Drive into Budva and you will understand why this is by far the most popular destination in Montenegro in summer. It is packed to the rafters. And definitely feels that way. Clearly many pick Budva for their summer holidays (especially popular with the Russians according to Petar), but it felt just too oversized for us.
Blessed with long stretches of beaches, it has much to offer including a night life second to none in Montenegro. However, extensive tourism development seem to have squeezed the charm out of this city. We were only there for a day and it felt just like home during peak hour traffic! Lots and lots of cars, traffic jams and of course, finding a park is next to impossible. The city (and infrastructure) is clearly groaning under the weight of tourism.
Nevertheless, there are still bright spots and the old town is one of them. We spent much of our time in Budva walking the cobbled streets of the Stari Grad before taking some respite from the heat with drinks along the Budva Marina.
Then if you have disposable income (lots of it), you can get away from it all at nearby Sveti Stefan. This village islet dates back to the 15th century with many a celebrity visiting here in the 70’s and 80’s. Today, it is a private resort and sadly, no longer open to the public unless you are a guest of the resort.

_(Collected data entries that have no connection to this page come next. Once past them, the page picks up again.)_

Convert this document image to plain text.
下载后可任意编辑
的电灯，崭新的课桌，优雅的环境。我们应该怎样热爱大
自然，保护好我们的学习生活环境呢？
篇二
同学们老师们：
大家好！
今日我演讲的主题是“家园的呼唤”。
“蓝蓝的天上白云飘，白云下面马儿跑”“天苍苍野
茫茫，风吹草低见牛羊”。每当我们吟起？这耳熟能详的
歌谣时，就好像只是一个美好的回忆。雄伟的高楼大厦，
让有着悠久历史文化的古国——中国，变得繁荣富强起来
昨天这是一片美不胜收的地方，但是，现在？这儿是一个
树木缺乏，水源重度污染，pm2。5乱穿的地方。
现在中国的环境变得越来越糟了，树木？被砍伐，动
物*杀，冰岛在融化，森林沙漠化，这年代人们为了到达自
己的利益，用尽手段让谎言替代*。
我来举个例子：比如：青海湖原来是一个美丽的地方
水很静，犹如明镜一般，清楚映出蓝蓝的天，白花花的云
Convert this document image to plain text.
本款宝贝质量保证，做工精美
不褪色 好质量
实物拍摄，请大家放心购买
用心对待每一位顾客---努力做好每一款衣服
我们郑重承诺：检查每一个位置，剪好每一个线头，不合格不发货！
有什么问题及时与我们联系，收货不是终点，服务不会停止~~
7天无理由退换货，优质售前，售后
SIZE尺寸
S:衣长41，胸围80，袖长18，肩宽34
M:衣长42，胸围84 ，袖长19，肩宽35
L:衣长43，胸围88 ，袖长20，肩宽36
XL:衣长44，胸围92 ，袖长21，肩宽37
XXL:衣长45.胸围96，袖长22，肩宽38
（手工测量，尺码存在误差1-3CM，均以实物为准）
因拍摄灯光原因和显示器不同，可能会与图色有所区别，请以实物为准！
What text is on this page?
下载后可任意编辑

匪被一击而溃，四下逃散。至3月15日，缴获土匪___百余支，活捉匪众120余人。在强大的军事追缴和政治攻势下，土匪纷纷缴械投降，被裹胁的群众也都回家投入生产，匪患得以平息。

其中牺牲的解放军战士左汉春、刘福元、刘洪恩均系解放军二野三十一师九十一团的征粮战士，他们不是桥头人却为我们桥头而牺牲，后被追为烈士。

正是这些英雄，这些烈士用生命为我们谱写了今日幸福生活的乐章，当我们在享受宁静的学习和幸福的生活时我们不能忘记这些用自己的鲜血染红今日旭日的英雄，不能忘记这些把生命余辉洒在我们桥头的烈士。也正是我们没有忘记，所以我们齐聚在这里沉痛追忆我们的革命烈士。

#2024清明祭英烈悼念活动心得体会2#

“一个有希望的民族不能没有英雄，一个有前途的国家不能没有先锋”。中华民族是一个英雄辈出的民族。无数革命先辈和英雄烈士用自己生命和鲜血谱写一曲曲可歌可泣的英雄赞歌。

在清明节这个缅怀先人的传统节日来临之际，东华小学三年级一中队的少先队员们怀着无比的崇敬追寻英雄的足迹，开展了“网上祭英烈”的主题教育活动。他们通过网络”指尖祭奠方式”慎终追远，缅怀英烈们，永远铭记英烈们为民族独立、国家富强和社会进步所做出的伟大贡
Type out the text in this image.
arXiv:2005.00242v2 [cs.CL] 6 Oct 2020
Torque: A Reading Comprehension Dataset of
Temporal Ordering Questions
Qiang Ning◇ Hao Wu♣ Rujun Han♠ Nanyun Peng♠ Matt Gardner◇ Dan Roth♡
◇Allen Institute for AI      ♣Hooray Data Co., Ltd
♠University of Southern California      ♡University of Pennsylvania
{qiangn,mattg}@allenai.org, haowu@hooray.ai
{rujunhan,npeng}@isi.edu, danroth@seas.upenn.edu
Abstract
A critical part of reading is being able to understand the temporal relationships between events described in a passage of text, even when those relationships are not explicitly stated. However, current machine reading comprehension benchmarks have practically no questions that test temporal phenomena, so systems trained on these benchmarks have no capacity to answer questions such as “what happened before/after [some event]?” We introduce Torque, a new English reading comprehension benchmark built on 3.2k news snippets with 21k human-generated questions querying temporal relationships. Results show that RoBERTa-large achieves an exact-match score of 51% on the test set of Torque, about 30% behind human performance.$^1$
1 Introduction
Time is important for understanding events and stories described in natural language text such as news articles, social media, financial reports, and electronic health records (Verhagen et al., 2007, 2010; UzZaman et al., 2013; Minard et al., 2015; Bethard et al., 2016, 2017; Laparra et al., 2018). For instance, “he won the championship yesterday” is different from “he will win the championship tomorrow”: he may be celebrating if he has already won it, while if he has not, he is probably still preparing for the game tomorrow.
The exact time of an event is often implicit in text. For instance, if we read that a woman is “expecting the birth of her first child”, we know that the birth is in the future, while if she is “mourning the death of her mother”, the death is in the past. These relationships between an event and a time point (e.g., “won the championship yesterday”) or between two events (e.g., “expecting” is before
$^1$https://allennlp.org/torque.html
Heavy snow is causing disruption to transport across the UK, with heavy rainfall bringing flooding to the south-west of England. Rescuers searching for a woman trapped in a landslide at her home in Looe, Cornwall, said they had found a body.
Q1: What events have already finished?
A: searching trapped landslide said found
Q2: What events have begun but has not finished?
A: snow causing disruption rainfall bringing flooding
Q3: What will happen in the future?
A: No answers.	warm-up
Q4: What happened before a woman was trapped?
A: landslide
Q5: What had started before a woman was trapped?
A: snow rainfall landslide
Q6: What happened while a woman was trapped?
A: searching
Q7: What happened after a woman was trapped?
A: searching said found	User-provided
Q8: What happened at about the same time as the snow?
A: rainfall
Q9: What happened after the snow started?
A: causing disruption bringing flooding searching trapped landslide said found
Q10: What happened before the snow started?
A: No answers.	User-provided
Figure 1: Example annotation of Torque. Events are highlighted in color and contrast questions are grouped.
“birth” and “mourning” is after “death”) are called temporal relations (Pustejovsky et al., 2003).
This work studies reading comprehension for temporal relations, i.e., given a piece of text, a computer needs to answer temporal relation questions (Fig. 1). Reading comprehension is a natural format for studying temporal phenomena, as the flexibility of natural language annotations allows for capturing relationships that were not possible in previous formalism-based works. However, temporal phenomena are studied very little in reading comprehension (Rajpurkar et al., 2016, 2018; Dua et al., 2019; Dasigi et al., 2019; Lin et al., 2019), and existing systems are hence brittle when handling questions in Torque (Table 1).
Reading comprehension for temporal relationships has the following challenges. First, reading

Even then, you can be unlucky and get trumped by tennis champion Novak Djokovic who booked out the entire island for his wedding.This happened just the day before we were there so we missed all the fanfare.
For everyone else, you can access the beach for a fee (50 euros) and only up to a point, after which vigilant guards are stationed to prevent anyone from wandering onto the island.
After Budva, heading back to Kotor was like returning to an oasis. Sure it may not stand up to its glitzy sibling, but it at least makes you feel like you’re on holiday.